Friday, June 19, 2009

"The Art of" - A Great Creative Mind Which Altered History

As you know, I consign the term " the art of" to the process of creativity, whether or not it is endemic to the fine arts; for example, I have already written about the joy of creation as it applied to the great physicist Robert Oppenheimer.
May I again deal with creative genius outside of music and its artistic partners?
One of England's most brilliant engineers, Reginald Mitchell, spent many hours gazing at the flight patterns and motions of birds, and directly utilized his senses in designing an all-metal airplane in 1932 that could exceed 400 miles per hour, at a time when that speed was considered beyond possibility.

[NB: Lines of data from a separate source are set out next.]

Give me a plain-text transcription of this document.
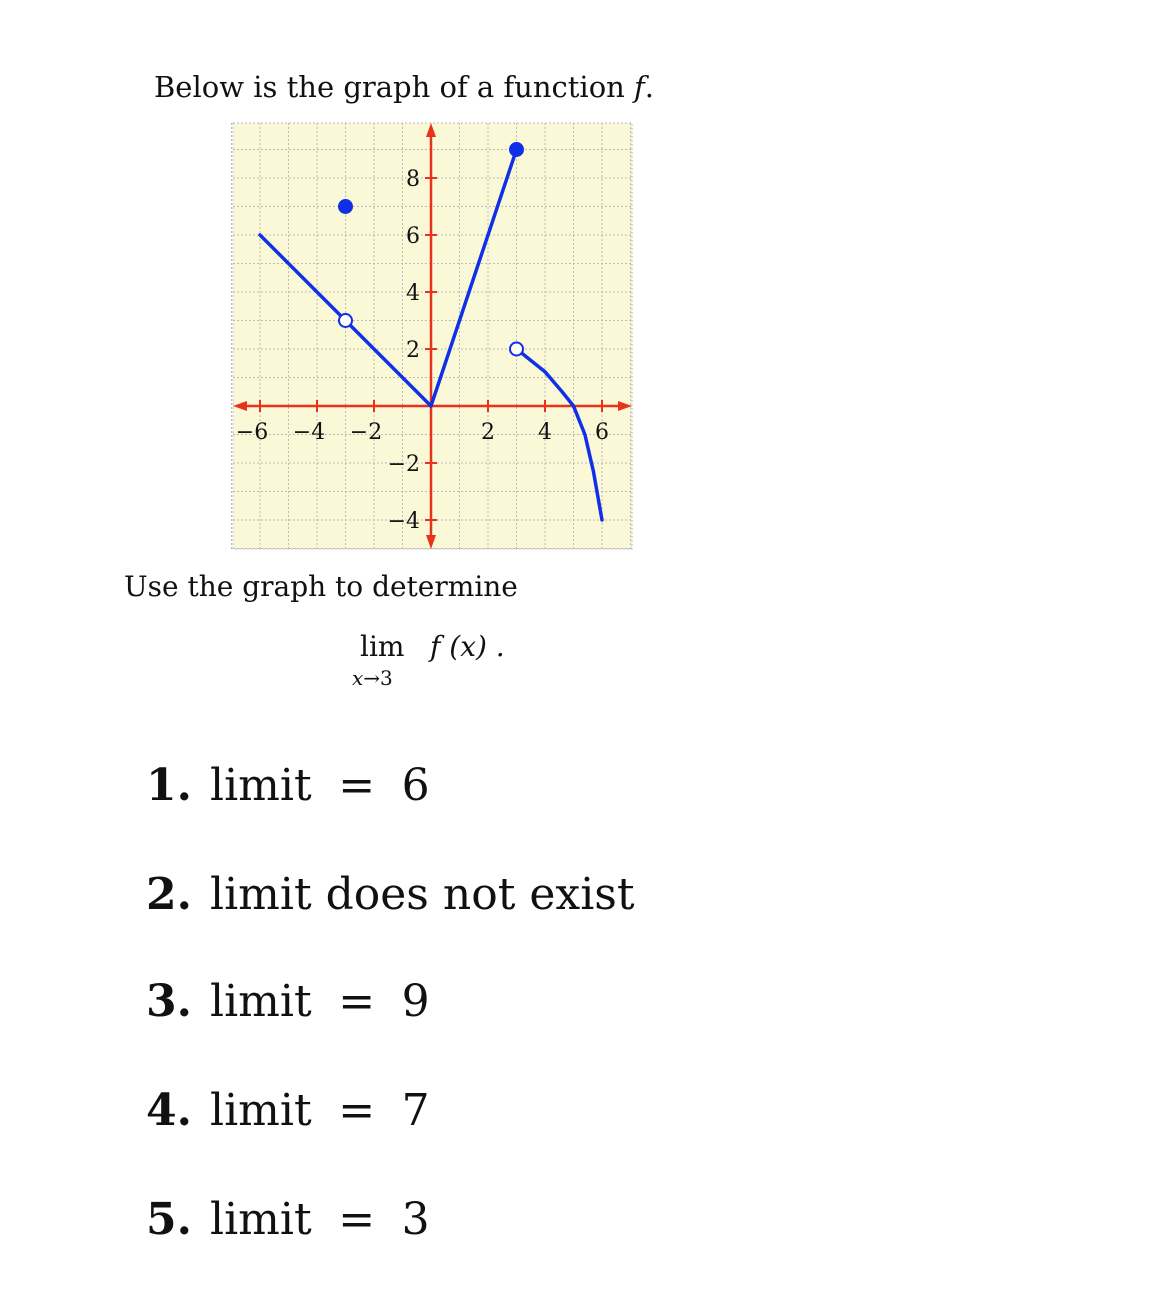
Below is the graph of a function f.
−6 −4 −2	2 4 6
8
6
4
2
−2
−4
Use the graph to determine
lim
x→3
f (x) .
1. limit = 6
2. limit does not exist
3. limit = 9
4. limit = 7
5. limit = 3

His vision found reality past his death in 1937, when after further years of research and modes of fabrication, the Spitfire was pitted, along with its brilliant cousin, the Hurricane, against Hitler's gigantic military machine, when Hitler planned the invasion of Great Britain, after his occupation of France.

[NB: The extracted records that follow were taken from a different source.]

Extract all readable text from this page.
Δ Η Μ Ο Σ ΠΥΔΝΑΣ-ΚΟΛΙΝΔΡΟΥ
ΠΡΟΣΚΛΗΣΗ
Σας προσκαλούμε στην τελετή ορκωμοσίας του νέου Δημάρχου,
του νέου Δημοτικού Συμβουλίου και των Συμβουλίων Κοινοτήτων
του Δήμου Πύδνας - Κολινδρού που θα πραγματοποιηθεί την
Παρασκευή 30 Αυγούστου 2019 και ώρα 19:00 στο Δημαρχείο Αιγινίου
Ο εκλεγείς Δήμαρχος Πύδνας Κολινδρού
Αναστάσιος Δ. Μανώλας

Only a handful of men, several hundred in number, dealt the Nazi air force such a severe blow in what was called the Battle of Britain, that Hitler was forced to cancel the invasion, and without defeating England and going to war with Russia, Hitler fought the two-front war which destroyed him and his quest for world domination and what Churchill warned as a "a new dark age."
If it were not for Mitchell's Spitfire (along with the Hurricane), the German Me - 109 might well have governed Britain's skies, and history might have taken a different course.
And so; like Beethoven or Mozart, a great creative mind altered the course of history.
Like Roosevelt, who died just a few weeks before the defeat of the Nazis, Reginald Mitchell did not live to witness the fruits of his labor, let alone his vision.